McGuinty government to push ahead
with drug strategy
[PoliticsWatch April 12, 2006]
OTTAWA — Ontario Premier Dalton McGuinty and his Liberal government are expected to go ahead on Thursday with its own pharmaceutical strategy even though federal-provincial talks to create a national pharmacare program are not completed.
The decision appears to be a drift away from a proposed National Pharmaceutical Strategy developed at the 2004 first ministers' summit on health care.
Since then, federal, provincial and territorial health ministry officials have been developing the elements of the strategy.
Officials are expected to report on their progress in June.
Sources tell PoliticsWatch Ontario will introduce a drug strategy that would favour patients receiving generic versions of drugs to save money.
The Toronto Sun reported Tuesday that the Ontario government's plan would be a "generics first" plan.
Ontario Health Minister George Smitherman has said there would be no changes to current benefits, but indicated an interest in a "generics first" policy as a cost-savings measure, the Sun reported.
Federal Health Minister Tony Clement's office returned
PoliticsWatch's call Wednesday evening confirming they were aware of
Sources tell PoliticsWatch many groups including patient groups and some municipal governments are not happy the McGuinty government is going ahead with the plan without holding consultations.
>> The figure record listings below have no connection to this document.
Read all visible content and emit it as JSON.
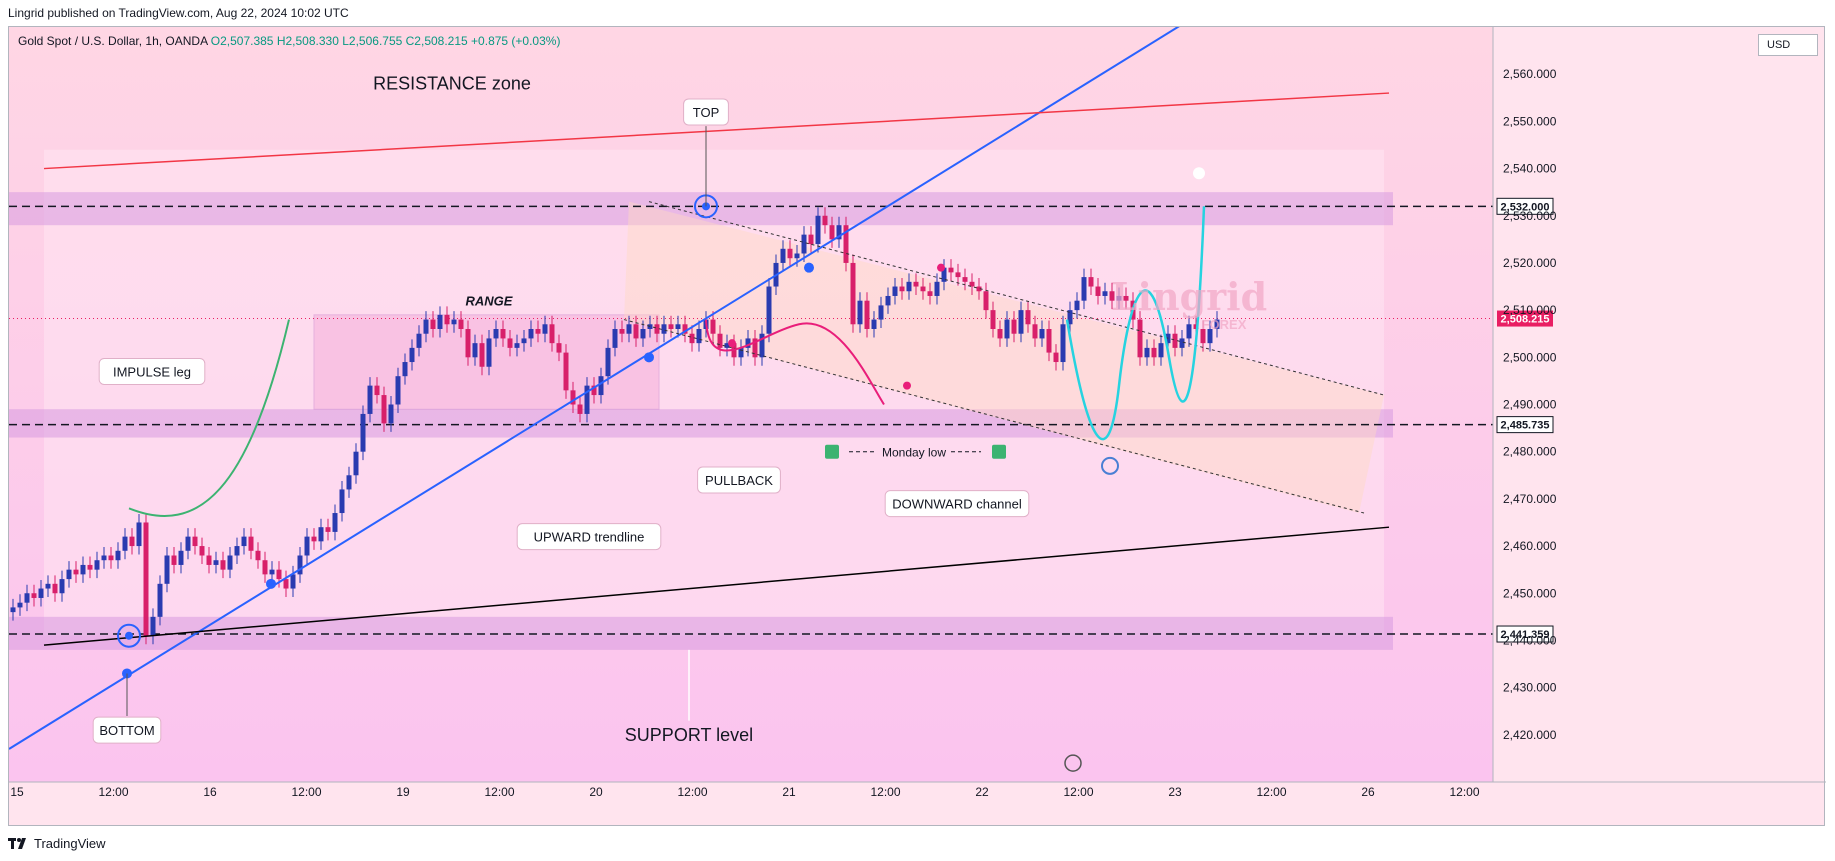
{
  "publisher_line": "Lingrid published on TradingView.com, Aug 22, 2024 10:02 UTC",
  "symbol": {
    "name": "Gold Spot / U.S. Dollar, 1h, OANDA",
    "open": "O2,507.385",
    "high": "H2,508.330",
    "low": "L2,506.755",
    "close": "C2,508.215",
    "change": "+0.875 (+0.03%)"
  },
  "currency": "USD",
  "footer_brand": "TradingView",
  "watermark": {
    "main": "Lingrid",
    "sub": "FOREX"
  },
  "annotations": {
    "resistance": "RESISTANCE zone",
    "support": "SUPPORT level",
    "top": "TOP",
    "bottom": "BOTTOM",
    "range": "RANGE",
    "impulse": "IMPULSE leg",
    "pullback": "PULLBACK",
    "upward": "UPWARD trendline",
    "downward": "DOWNWARD channel",
    "monday": "Monday low"
  },
  "colors": {
    "up_candle": "#2a3bb0",
    "down_candle": "#d8206a",
    "trendline_blue": "#2962ff",
    "resistance_red": "#f23645",
    "projection_cyan": "#26d3e0",
    "pullback_magenta": "#e91e7a",
    "impulse_green": "#3cb371",
    "zone_purple": "#d79ae0",
    "price_line": "#e91e63"
  },
  "chart_data": {
    "type": "candlestick",
    "instrument": "Gold Spot / U.S. Dollar",
    "timeframe": "1h",
    "ylim": [
      2410,
      2570
    ],
    "y_ticks": [
      2420,
      2430,
      2440,
      2450,
      2460,
      2470,
      2480,
      2490,
      2500,
      2510,
      2520,
      2530,
      2540,
      2550,
      2560
    ],
    "y_tick_labels": [
      "2,420.000",
      "2,430.000",
      "2,440.000",
      "2,450.000",
      "2,460.000",
      "2,470.000",
      "2,480.000",
      "2,490.000",
      "2,500.000",
      "2,510.000",
      "2,520.000",
      "2,530.000",
      "2,540.000",
      "2,550.000",
      "2,560.000"
    ],
    "x_tick_labels": [
      "15",
      "12:00",
      "16",
      "12:00",
      "19",
      "12:00",
      "20",
      "12:00",
      "21",
      "12:00",
      "22",
      "12:00",
      "23",
      "12:00",
      "26",
      "12:00"
    ],
    "price_markers": [
      {
        "value": 2532.0,
        "label": "2,532.000",
        "style": "dashed"
      },
      {
        "value": 2485.735,
        "label": "2,485.735",
        "style": "dashed"
      },
      {
        "value": 2441.359,
        "label": "2,441.359",
        "style": "dashed"
      },
      {
        "value": 2508.215,
        "label": "2,508.215",
        "style": "current"
      }
    ],
    "zones": [
      {
        "name": "resistance",
        "from": 2528,
        "to": 2535
      },
      {
        "name": "range-bottom",
        "from": 2483,
        "to": 2489
      },
      {
        "name": "support",
        "from": 2438,
        "to": 2445
      }
    ],
    "closes": [
      2447,
      2448,
      2450,
      2449,
      2451,
      2452,
      2450,
      2453,
      2455,
      2454,
      2456,
      2455,
      2457,
      2458,
      2457,
      2459,
      2462,
      2460,
      2465,
      2441,
      2445,
      2452,
      2458,
      2456,
      2459,
      2462,
      2460,
      2458,
      2456,
      2457,
      2455,
      2458,
      2460,
      2462,
      2459,
      2457,
      2454,
      2455,
      2453,
      2451,
      2454,
      2458,
      2462,
      2461,
      2464,
      2463,
      2467,
      2472,
      2475,
      2480,
      2488,
      2494,
      2492,
      2486,
      2490,
      2496,
      2499,
      2502,
      2505,
      2508,
      2506,
      2509,
      2507,
      2508,
      2506,
      2500,
      2503,
      2498,
      2504,
      2506,
      2504,
      2502,
      2503,
      2504,
      2506,
      2505,
      2507,
      2503,
      2501,
      2493,
      2490,
      2488,
      2494,
      2492,
      2496,
      2502,
      2506,
      2505,
      2507,
      2504,
      2506,
      2507,
      2505,
      2507,
      2506,
      2507,
      2505,
      2503,
      2506,
      2508,
      2505,
      2502,
      2503,
      2500,
      2502,
      2504,
      2500,
      2505,
      2515,
      2520,
      2523,
      2521,
      2522,
      2526,
      2524,
      2530,
      2528,
      2525,
      2528,
      2520,
      2507,
      2512,
      2506,
      2508,
      2511,
      2513,
      2515,
      2514,
      2516,
      2515,
      2514,
      2513,
      2516,
      2519,
      2518,
      2517,
      2516,
      2515,
      2514,
      2510,
      2506,
      2504,
      2508,
      2505,
      2510,
      2507,
      2504,
      2506,
      2501,
      2499,
      2507,
      2510,
      2512,
      2517,
      2515,
      2513,
      2514,
      2512,
      2513,
      2512,
      2508,
      2500,
      2502,
      2500,
      2503,
      2505,
      2502,
      2504,
      2507,
      2506,
      2503,
      2506,
      2508
    ],
    "projection_path": [
      [
        2508,
        0
      ],
      [
        2482,
        11
      ],
      [
        2505,
        20
      ],
      [
        2494,
        30
      ],
      [
        2532,
        40
      ]
    ]
  }
}
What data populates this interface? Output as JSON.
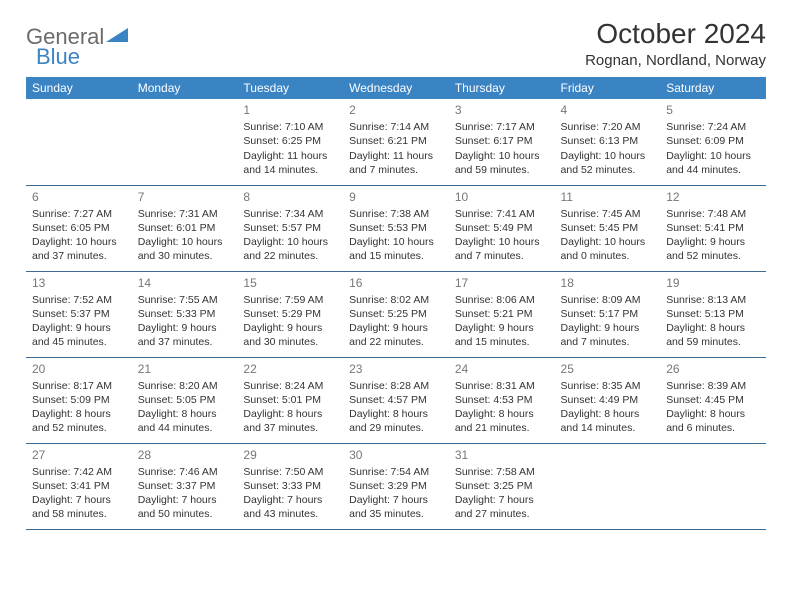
{
  "logo": {
    "text1": "General",
    "text2": "Blue"
  },
  "title": "October 2024",
  "location": "Rognan, Nordland, Norway",
  "colors": {
    "header_bg": "#3b84c4",
    "header_text": "#ffffff",
    "row_border": "#3b6a94",
    "text": "#333333",
    "daynum": "#777777",
    "logo_gray": "#6b6b6b",
    "logo_blue": "#3b84c4"
  },
  "weekdays": [
    "Sunday",
    "Monday",
    "Tuesday",
    "Wednesday",
    "Thursday",
    "Friday",
    "Saturday"
  ],
  "weeks": [
    [
      {
        "day": "",
        "sunrise": "",
        "sunset": "",
        "daylight": ""
      },
      {
        "day": "",
        "sunrise": "",
        "sunset": "",
        "daylight": ""
      },
      {
        "day": "1",
        "sunrise": "Sunrise: 7:10 AM",
        "sunset": "Sunset: 6:25 PM",
        "daylight": "Daylight: 11 hours and 14 minutes."
      },
      {
        "day": "2",
        "sunrise": "Sunrise: 7:14 AM",
        "sunset": "Sunset: 6:21 PM",
        "daylight": "Daylight: 11 hours and 7 minutes."
      },
      {
        "day": "3",
        "sunrise": "Sunrise: 7:17 AM",
        "sunset": "Sunset: 6:17 PM",
        "daylight": "Daylight: 10 hours and 59 minutes."
      },
      {
        "day": "4",
        "sunrise": "Sunrise: 7:20 AM",
        "sunset": "Sunset: 6:13 PM",
        "daylight": "Daylight: 10 hours and 52 minutes."
      },
      {
        "day": "5",
        "sunrise": "Sunrise: 7:24 AM",
        "sunset": "Sunset: 6:09 PM",
        "daylight": "Daylight: 10 hours and 44 minutes."
      }
    ],
    [
      {
        "day": "6",
        "sunrise": "Sunrise: 7:27 AM",
        "sunset": "Sunset: 6:05 PM",
        "daylight": "Daylight: 10 hours and 37 minutes."
      },
      {
        "day": "7",
        "sunrise": "Sunrise: 7:31 AM",
        "sunset": "Sunset: 6:01 PM",
        "daylight": "Daylight: 10 hours and 30 minutes."
      },
      {
        "day": "8",
        "sunrise": "Sunrise: 7:34 AM",
        "sunset": "Sunset: 5:57 PM",
        "daylight": "Daylight: 10 hours and 22 minutes."
      },
      {
        "day": "9",
        "sunrise": "Sunrise: 7:38 AM",
        "sunset": "Sunset: 5:53 PM",
        "daylight": "Daylight: 10 hours and 15 minutes."
      },
      {
        "day": "10",
        "sunrise": "Sunrise: 7:41 AM",
        "sunset": "Sunset: 5:49 PM",
        "daylight": "Daylight: 10 hours and 7 minutes."
      },
      {
        "day": "11",
        "sunrise": "Sunrise: 7:45 AM",
        "sunset": "Sunset: 5:45 PM",
        "daylight": "Daylight: 10 hours and 0 minutes."
      },
      {
        "day": "12",
        "sunrise": "Sunrise: 7:48 AM",
        "sunset": "Sunset: 5:41 PM",
        "daylight": "Daylight: 9 hours and 52 minutes."
      }
    ],
    [
      {
        "day": "13",
        "sunrise": "Sunrise: 7:52 AM",
        "sunset": "Sunset: 5:37 PM",
        "daylight": "Daylight: 9 hours and 45 minutes."
      },
      {
        "day": "14",
        "sunrise": "Sunrise: 7:55 AM",
        "sunset": "Sunset: 5:33 PM",
        "daylight": "Daylight: 9 hours and 37 minutes."
      },
      {
        "day": "15",
        "sunrise": "Sunrise: 7:59 AM",
        "sunset": "Sunset: 5:29 PM",
        "daylight": "Daylight: 9 hours and 30 minutes."
      },
      {
        "day": "16",
        "sunrise": "Sunrise: 8:02 AM",
        "sunset": "Sunset: 5:25 PM",
        "daylight": "Daylight: 9 hours and 22 minutes."
      },
      {
        "day": "17",
        "sunrise": "Sunrise: 8:06 AM",
        "sunset": "Sunset: 5:21 PM",
        "daylight": "Daylight: 9 hours and 15 minutes."
      },
      {
        "day": "18",
        "sunrise": "Sunrise: 8:09 AM",
        "sunset": "Sunset: 5:17 PM",
        "daylight": "Daylight: 9 hours and 7 minutes."
      },
      {
        "day": "19",
        "sunrise": "Sunrise: 8:13 AM",
        "sunset": "Sunset: 5:13 PM",
        "daylight": "Daylight: 8 hours and 59 minutes."
      }
    ],
    [
      {
        "day": "20",
        "sunrise": "Sunrise: 8:17 AM",
        "sunset": "Sunset: 5:09 PM",
        "daylight": "Daylight: 8 hours and 52 minutes."
      },
      {
        "day": "21",
        "sunrise": "Sunrise: 8:20 AM",
        "sunset": "Sunset: 5:05 PM",
        "daylight": "Daylight: 8 hours and 44 minutes."
      },
      {
        "day": "22",
        "sunrise": "Sunrise: 8:24 AM",
        "sunset": "Sunset: 5:01 PM",
        "daylight": "Daylight: 8 hours and 37 minutes."
      },
      {
        "day": "23",
        "sunrise": "Sunrise: 8:28 AM",
        "sunset": "Sunset: 4:57 PM",
        "daylight": "Daylight: 8 hours and 29 minutes."
      },
      {
        "day": "24",
        "sunrise": "Sunrise: 8:31 AM",
        "sunset": "Sunset: 4:53 PM",
        "daylight": "Daylight: 8 hours and 21 minutes."
      },
      {
        "day": "25",
        "sunrise": "Sunrise: 8:35 AM",
        "sunset": "Sunset: 4:49 PM",
        "daylight": "Daylight: 8 hours and 14 minutes."
      },
      {
        "day": "26",
        "sunrise": "Sunrise: 8:39 AM",
        "sunset": "Sunset: 4:45 PM",
        "daylight": "Daylight: 8 hours and 6 minutes."
      }
    ],
    [
      {
        "day": "27",
        "sunrise": "Sunrise: 7:42 AM",
        "sunset": "Sunset: 3:41 PM",
        "daylight": "Daylight: 7 hours and 58 minutes."
      },
      {
        "day": "28",
        "sunrise": "Sunrise: 7:46 AM",
        "sunset": "Sunset: 3:37 PM",
        "daylight": "Daylight: 7 hours and 50 minutes."
      },
      {
        "day": "29",
        "sunrise": "Sunrise: 7:50 AM",
        "sunset": "Sunset: 3:33 PM",
        "daylight": "Daylight: 7 hours and 43 minutes."
      },
      {
        "day": "30",
        "sunrise": "Sunrise: 7:54 AM",
        "sunset": "Sunset: 3:29 PM",
        "daylight": "Daylight: 7 hours and 35 minutes."
      },
      {
        "day": "31",
        "sunrise": "Sunrise: 7:58 AM",
        "sunset": "Sunset: 3:25 PM",
        "daylight": "Daylight: 7 hours and 27 minutes."
      },
      {
        "day": "",
        "sunrise": "",
        "sunset": "",
        "daylight": ""
      },
      {
        "day": "",
        "sunrise": "",
        "sunset": "",
        "daylight": ""
      }
    ]
  ]
}
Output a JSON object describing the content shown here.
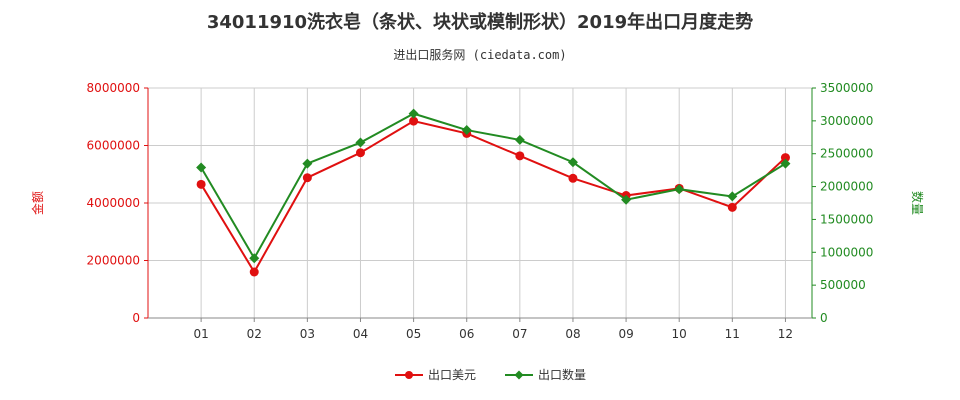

Patient groups are arguing that the plan will force patients to accept generic drugs rather than the medicines they actually prefer.
The National Pharmaceutical Strategy has also received similar complaints about a lack of consultations.
Some stakeholders have complained about a general lack of information about the work being conducted by the National Pharmaceutical Strategy Project Task Group and meetings regarding the new strategy that are taking place without their knowledge.
With pharmaceuticals being the fastest growing component of the health-care system with expenditures in Canada increasing by almost $1 billion annually, the national pharmaceutical strategy will have major implications for health policy.
And any exercise involving changes to drug patents would be a potential political hot potato.
Earlier this week, McGuinty led an Ontario delegation at an international biotechnology conference in Chicago, where a number of drug companies were in attendance.
Quebec Premier Jean Charest, Manitoba Premier Gary Doer and a number of provincial cabinet ministers from across the country were also at the same conference.